16 January 2018


... e a Sodona Madonna não me diga que não deu um pulinho à Cova da Moura ou ao 6 de Maio para comer uma cachupa...
VIDEOCLIPS 



Interessa muito pouco saber se Twin Peaks: The Return foi o melhor filme de 2017 ou “apenas” uma série de televisão que fez explodir tudo aquilo que, até aqui, supúnhamos serem os traços definidores das séries de televisão. O que verdadeiramente importa é que nos obrigou, inevitavelmente, a reflectir sobre isso.
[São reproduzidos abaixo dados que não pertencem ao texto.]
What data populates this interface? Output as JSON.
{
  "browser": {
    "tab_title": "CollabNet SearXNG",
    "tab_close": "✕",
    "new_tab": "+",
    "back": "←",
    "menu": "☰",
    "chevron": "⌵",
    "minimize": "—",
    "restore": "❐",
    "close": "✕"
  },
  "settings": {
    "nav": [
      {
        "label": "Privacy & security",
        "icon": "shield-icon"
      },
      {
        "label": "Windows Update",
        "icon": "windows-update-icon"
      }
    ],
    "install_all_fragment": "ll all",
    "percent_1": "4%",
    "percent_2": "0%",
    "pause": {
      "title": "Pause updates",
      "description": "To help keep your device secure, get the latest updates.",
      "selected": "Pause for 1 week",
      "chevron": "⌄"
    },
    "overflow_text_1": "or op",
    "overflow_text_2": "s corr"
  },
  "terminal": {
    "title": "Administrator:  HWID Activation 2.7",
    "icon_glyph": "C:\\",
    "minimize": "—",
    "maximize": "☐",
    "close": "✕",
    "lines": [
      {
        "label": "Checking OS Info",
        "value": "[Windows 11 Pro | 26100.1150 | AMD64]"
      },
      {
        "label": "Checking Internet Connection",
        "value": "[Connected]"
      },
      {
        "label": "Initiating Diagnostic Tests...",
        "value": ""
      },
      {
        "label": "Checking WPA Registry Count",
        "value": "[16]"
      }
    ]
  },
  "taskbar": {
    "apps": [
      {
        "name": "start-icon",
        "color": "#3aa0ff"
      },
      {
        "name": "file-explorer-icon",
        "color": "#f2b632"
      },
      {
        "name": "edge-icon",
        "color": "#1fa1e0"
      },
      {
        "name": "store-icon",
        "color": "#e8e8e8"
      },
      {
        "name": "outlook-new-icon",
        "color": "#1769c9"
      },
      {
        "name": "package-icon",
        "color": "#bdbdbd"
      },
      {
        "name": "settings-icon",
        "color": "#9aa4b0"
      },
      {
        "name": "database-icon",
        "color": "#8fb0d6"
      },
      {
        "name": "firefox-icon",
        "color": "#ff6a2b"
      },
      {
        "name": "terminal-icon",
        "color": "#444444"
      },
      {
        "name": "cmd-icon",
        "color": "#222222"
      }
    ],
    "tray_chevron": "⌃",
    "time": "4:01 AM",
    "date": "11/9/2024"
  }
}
E que, curiosamente, coincidiu com um ano em que, no universo audiovisual, a região demarcada dos videoclips, contrariando os repetidos rumores de “music videos are dead”, demonstrou precisamente o oposto: não teremos reentrado na Idade de Ouro dos Corbijn, Mark Romanek, Chris Cunningham e Jonathan Glazer mas, se a "old-school" – essencialmente sustentada pela exposição televisiva – foi definitivamente substituída pela presença no YouTube, Vimeo e demais plataformas, isso não impediu que, enquanto forma de expressão artística, o videoclip tenha continuado a ser uma vibrante área de experimentação na qual as fronteiras com as “curtas” cinematográficas se dissolvem. 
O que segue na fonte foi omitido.